Completed in 1923, the Coliseum was praised as both a stadium and an amphitheater, and for two Olympics and even the first Super Bowl, its design — and the absence of premium seating or VIP boxes — has allowed for what Linda Dishman, president and chief executive of the Los Angeles Conservancy, calls a “very democratic” experience.
Over the years, the conservancy has been one of the stadium’s most consistent advocates, arguing for the preservation of the architecture and the original experience of visiting the Coliseum. But those impulses have often put the organization at odds with potential tenants, particularly representatives for owners in the National Football League.
The university understood the value of working closely with the conservancy, Dishman said.
“USC was more modest and less dogmatic in their proposals,” she said. “I think they like the Coliseum, whereas for the NFL, it was a venue to play football. They had no long-term associations with this resource.”
The agency has not yet taken a position on plans for the Coliseum, she said. Its board will review the proposals in November.
In USC design team meetings, the early proposals were scaled back for reasons that had more to do with budget and aesthetics than acoustics, university architect Jon Soffa said.
Some of the early schemes considered two new seating towers that would replace specific sections of the bowl. These towers — one of the north side of the stadium and one on the south — would have a new concourse and include suites, loge boxes and club seating.
These towers would allow for a steeper configuration of the seats and have canopies that overhung a portion of the stands.
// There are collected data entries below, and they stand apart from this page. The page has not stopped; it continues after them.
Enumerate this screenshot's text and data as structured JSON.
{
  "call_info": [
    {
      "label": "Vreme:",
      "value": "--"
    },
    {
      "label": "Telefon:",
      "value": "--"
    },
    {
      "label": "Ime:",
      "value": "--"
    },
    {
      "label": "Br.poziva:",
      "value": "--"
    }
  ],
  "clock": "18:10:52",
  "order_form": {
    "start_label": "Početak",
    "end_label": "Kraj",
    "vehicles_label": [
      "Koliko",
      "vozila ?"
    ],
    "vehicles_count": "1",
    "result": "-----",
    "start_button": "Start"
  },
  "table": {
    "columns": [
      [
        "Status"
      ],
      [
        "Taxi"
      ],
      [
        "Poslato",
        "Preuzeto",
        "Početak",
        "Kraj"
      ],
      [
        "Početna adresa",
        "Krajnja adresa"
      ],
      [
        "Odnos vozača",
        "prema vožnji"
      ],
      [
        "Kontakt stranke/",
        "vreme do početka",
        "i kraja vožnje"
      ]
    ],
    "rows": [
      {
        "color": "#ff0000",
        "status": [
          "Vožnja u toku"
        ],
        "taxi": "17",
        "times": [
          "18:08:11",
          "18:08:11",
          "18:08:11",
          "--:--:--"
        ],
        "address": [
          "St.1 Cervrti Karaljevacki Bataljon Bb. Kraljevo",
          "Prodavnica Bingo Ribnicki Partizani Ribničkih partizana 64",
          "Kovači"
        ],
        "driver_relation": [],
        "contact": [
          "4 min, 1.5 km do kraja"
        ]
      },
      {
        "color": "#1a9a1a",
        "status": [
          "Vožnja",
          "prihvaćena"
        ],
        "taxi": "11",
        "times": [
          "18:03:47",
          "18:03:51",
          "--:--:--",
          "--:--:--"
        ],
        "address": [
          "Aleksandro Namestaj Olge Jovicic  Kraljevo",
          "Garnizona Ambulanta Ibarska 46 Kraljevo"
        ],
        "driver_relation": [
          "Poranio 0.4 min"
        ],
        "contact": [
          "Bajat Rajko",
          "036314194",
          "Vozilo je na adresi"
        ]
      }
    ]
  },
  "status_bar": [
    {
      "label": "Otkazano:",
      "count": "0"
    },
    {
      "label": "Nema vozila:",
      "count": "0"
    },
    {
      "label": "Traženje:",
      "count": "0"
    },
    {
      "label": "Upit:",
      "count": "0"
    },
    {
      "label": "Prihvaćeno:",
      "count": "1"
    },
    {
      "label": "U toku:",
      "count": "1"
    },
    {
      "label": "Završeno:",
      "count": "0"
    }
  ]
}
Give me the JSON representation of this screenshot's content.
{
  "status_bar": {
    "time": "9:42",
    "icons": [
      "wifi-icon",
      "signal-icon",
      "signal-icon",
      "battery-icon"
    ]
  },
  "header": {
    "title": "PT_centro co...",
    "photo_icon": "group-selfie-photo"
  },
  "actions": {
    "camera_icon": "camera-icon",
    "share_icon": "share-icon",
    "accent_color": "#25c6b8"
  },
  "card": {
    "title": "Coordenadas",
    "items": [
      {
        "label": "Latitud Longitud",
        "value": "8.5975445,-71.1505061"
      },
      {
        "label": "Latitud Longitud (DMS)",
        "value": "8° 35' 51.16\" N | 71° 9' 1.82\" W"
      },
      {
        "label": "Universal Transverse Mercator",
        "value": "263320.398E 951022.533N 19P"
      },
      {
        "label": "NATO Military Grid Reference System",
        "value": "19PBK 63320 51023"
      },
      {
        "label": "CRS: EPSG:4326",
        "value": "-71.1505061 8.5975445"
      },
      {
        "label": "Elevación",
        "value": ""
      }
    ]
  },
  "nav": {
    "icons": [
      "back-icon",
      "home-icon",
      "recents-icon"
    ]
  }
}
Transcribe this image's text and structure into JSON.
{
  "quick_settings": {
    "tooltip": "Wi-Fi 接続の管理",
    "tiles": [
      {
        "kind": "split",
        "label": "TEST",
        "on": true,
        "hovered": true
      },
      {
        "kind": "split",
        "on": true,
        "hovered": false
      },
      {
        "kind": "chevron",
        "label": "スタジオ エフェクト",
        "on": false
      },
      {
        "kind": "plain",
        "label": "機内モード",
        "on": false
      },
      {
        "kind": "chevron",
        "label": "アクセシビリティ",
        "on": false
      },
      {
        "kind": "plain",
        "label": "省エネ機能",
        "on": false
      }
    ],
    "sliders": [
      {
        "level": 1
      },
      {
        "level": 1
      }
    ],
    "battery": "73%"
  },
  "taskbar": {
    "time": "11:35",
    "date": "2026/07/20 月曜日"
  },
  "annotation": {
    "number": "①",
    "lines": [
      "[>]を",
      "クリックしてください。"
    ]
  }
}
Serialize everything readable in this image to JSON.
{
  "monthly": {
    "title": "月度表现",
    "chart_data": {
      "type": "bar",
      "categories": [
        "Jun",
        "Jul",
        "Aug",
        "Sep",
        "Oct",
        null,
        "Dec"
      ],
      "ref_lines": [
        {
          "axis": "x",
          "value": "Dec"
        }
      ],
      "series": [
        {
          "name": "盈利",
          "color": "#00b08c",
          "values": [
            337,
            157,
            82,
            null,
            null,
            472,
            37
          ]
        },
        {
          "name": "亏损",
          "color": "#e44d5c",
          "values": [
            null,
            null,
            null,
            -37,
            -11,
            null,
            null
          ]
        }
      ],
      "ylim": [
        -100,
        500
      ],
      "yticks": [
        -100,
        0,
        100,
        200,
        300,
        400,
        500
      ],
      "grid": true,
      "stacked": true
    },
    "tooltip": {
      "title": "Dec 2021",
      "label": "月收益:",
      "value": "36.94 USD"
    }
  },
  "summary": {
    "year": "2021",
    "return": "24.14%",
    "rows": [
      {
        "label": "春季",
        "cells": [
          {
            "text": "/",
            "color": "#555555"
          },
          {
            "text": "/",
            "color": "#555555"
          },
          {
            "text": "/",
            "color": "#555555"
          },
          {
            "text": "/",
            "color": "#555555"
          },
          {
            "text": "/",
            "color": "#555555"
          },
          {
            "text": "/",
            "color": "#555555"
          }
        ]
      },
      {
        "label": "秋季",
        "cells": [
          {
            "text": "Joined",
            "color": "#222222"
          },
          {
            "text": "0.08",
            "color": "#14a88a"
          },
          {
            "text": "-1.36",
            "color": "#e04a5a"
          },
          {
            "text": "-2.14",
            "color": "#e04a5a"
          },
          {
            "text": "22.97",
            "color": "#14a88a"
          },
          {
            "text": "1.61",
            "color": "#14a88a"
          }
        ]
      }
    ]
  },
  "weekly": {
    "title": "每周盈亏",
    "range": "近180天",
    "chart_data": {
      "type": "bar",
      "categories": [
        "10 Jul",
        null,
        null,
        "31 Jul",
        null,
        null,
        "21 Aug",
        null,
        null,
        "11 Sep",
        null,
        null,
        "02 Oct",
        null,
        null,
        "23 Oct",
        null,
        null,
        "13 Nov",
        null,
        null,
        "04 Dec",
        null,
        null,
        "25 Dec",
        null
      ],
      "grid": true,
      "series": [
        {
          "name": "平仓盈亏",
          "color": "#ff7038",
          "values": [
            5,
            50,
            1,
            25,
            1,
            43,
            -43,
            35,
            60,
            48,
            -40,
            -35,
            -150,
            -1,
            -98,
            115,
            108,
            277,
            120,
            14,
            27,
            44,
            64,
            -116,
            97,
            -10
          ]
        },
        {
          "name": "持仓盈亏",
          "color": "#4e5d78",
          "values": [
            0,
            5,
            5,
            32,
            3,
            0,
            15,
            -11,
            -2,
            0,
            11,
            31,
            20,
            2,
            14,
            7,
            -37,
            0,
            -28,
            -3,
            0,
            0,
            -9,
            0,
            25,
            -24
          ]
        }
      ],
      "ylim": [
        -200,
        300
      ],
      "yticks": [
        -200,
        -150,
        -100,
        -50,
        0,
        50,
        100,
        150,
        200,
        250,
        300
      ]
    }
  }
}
Now only one of these towers is in the plans. It is on the south side with a new press box, and its canopy has been modified from earlier schemes in size, height and design based on input from the L.A. Conservancy and others. Soffa describes it as a “modest roof-deck shade screen” that also serves as an open-roof terrace.
Valmont understands why the changes were needed but is disappointed. Acoustics can complement history, she believes. She cites modern European architectural adaptations that blend new and old designs.
In the fourth quarter of the game against Washington, Valmont moved to a seat in the raucous student section.
The Huskies had the lead, 17 to 12. But the Trojans still had a chance and their fans knew it. When the Huskies got possession of the ball, the crowd went crazy.
“Make some noise,” flashed a message on the Jumbotron. “Get up on your feet.”
Cheerleaders raised placards. “Noise,” they encouraged.
The fans raised their voices in the loudest noise of the evening. It pressed against the eardrums until they almost started to ring.
Almost.
Valmont was happy. It showed the fans had the voices for it.
“This is excellent,” Valmont said above the roar.
Now if only the Coliseum itself can be made to cooperate.